What are the procedures for making an insurance claim?

Updated on society 2024-05-09
6 answers
  1. Anonymous users2024-02-10

    What are the claim process is actually not complicated, generally speaking, after the accident, the claim is these four steps: report; Preparation of claim documents; Submit the claim information to the insurance company, and the insurance company will review it; The insurance company notifies you of the outcome of the claim.

  2. Anonymous users2024-02-09

    1. Case filing and investigation: After receiving the notice of the accident, the insurer shall immediately send someone to conduct an on-site investigation to understand the loss and its causes, check the insurance policy, and register the case.

    2. Review of certificates and materials: The insurer shall review the relevant certificates and materials provided by the policyholder, the insured or the beneficiary to determine whether the insurance contract is valid, whether the insurance period has expired, whether the loss is the insured property, whether the claimant has the right to claim compensation, and whether the place where the accident occurred is within the scope of insurance.

    3. Verification of insurance liability: After receiving the request for compensation or payment of insurance money from the insured or beneficiary, the insurer shall, after checking the facts and reviewing the documents, make a timely assessment of whether it should bear the insurance liability and how much responsibility it should bear, and notify the insured or beneficiary of the verification result.

    4. Fulfillment of compensation obligations: On the basis of the verification of liability, the insurer shall perform the obligation of compensation or payment of insurance money within 10 days after reaching an agreement with the insured or beneficiary on compensation or payment of insurance amount. If the insurance contract stipulates the insured amount and the period of compensation or payment, the insurer shall perform the obligation of compensation or payment of insurance money in accordance with the provisions of the insurance contract. ‍‍

  3. Anonymous users2024-02-08

    Legal analysis: 1. Report the accident: The insured should notify the insurance company immediately after the occurrence of an insured accident.

    2. Fill in the application: The insured or beneficiary shall fill in the "claim application" for rock trapping. The application form must be filled out truthfully to avoid prolonging the investigation of the case.

    3. Issuance of certificates: Submit the insurance policy, claim application, the latest payment voucher and relevant certificates to the insurance company for verification. In case of death or disability, it is necessary to provide the date verification next to the death certificate and the disability appraisal certificate; For outpatient clinics, outpatient prescriptions and medical records are required; In case of traffic accidents, the accident ruling or certificate issued by the traffic management department shall be provided.

    4. Investigation and verification: After receiving the above documents, the insurance company shall investigate and verify whether it is an insurance liability.
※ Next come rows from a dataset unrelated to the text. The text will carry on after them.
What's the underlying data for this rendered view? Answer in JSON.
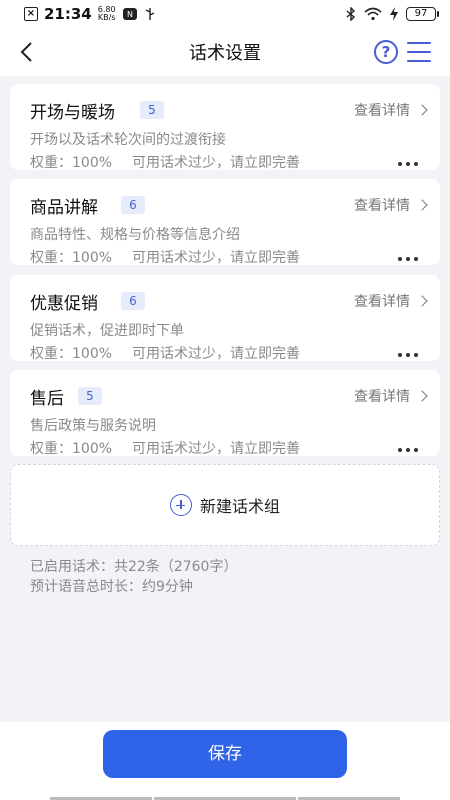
{
  "status_bar": {
    "time": "21:34",
    "speed_value": "6.80",
    "speed_unit": "KB/s",
    "battery": "97"
  },
  "nav": {
    "title": "话术设置",
    "help_glyph": "?"
  },
  "cards": [
    {
      "title": "开场与暖场",
      "count": "5",
      "detail": "查看详情",
      "desc": "开场以及话术轮次间的过渡衔接",
      "weight": "权重：100%",
      "warning": "可用话术过少，请立即完善"
    },
    {
      "title": "商品讲解",
      "count": "6",
      "detail": "查看详情",
      "desc": "商品特性、规格与价格等信息介绍",
      "weight": "权重：100%",
      "warning": "可用话术过少，请立即完善"
    },
    {
      "title": "优惠促销",
      "count": "6",
      "detail": "查看详情",
      "desc": "促销话术，促进即时下单",
      "weight": "权重：100%",
      "warning": "可用话术过少，请立即完善"
    },
    {
      "title": "售后",
      "count": "5",
      "detail": "查看详情",
      "desc": "售后政策与服务说明",
      "weight": "权重：100%",
      "warning": "可用话术过少，请立即完善"
    }
  ],
  "new_group_label": "新建话术组",
  "summary": {
    "enabled": "已启用话术：共22条（2760字）",
    "duration": "预计语音总时长：约9分钟"
  },
  "save_label": "保存",
  "colors": {
    "accent": "#2f63e8",
    "icon_blue": "#4a5bd8",
    "badge_bg": "#e6ecfb",
    "page_bg": "#f2f3f7"
  }
}
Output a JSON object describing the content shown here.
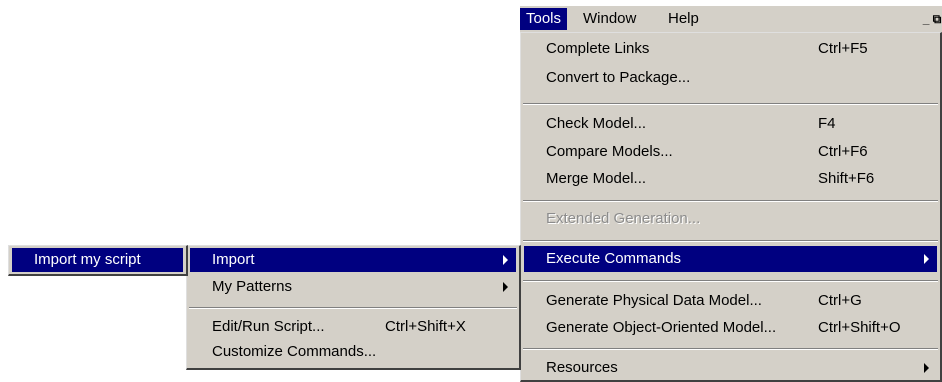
{
  "menubar": {
    "tools": "Tools",
    "window": "Window",
    "help": "Help",
    "window_controls": "_ ⧉"
  },
  "tools_menu": {
    "complete_links": {
      "label": "Complete Links",
      "shortcut": "Ctrl+F5"
    },
    "convert_to_package": {
      "label": "Convert to Package..."
    },
    "check_model": {
      "label": "Check Model...",
      "shortcut": "F4"
    },
    "compare_models": {
      "label": "Compare Models...",
      "shortcut": "Ctrl+F6"
    },
    "merge_model": {
      "label": "Merge Model...",
      "shortcut": "Shift+F6"
    },
    "extended_generation": {
      "label": "Extended Generation..."
    },
    "execute_commands": {
      "label": "Execute Commands"
    },
    "generate_pdm": {
      "label": "Generate Physical Data Model...",
      "shortcut": "Ctrl+G"
    },
    "generate_oom": {
      "label": "Generate Object-Oriented Model...",
      "shortcut": "Ctrl+Shift+O"
    },
    "resources": {
      "label": "Resources"
    }
  },
  "execute_submenu": {
    "import": {
      "label": "Import"
    },
    "my_patterns": {
      "label": "My Patterns"
    },
    "edit_run_script": {
      "label": "Edit/Run Script...",
      "shortcut": "Ctrl+Shift+X"
    },
    "customize_commands": {
      "label": "Customize Commands..."
    }
  },
  "import_submenu": {
    "import_my_script": {
      "label": "Import my script"
    }
  },
  "colors": {
    "menu_bg": "#d4d0c8",
    "highlight": "#000080",
    "disabled": "#8c8c8c"
  }
}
    5. Receiving insurance money: After the insurance company verifies and agrees to the claim, the insured or beneficiary will be notified to receive the insurance money.

    Legal basis: Insurance Law of the People's Republic of China Article 22 After the occurrence of an insured event, when the insurer is requested to compensate or pay insurance money in accordance with the insurance contract, the policyholder, the insured or the beneficiary shall provide the insurer with the relevant certificates and materials that it can provide to confirm the nature, cause and extent of loss of the insured accident.

    If the insurer finds that the relevant certificates and materials are incomplete in accordance with the provisions of the contract, it shall promptly notify the policyholder, the insured or the beneficiary to provide supplementary information in a one-time manner.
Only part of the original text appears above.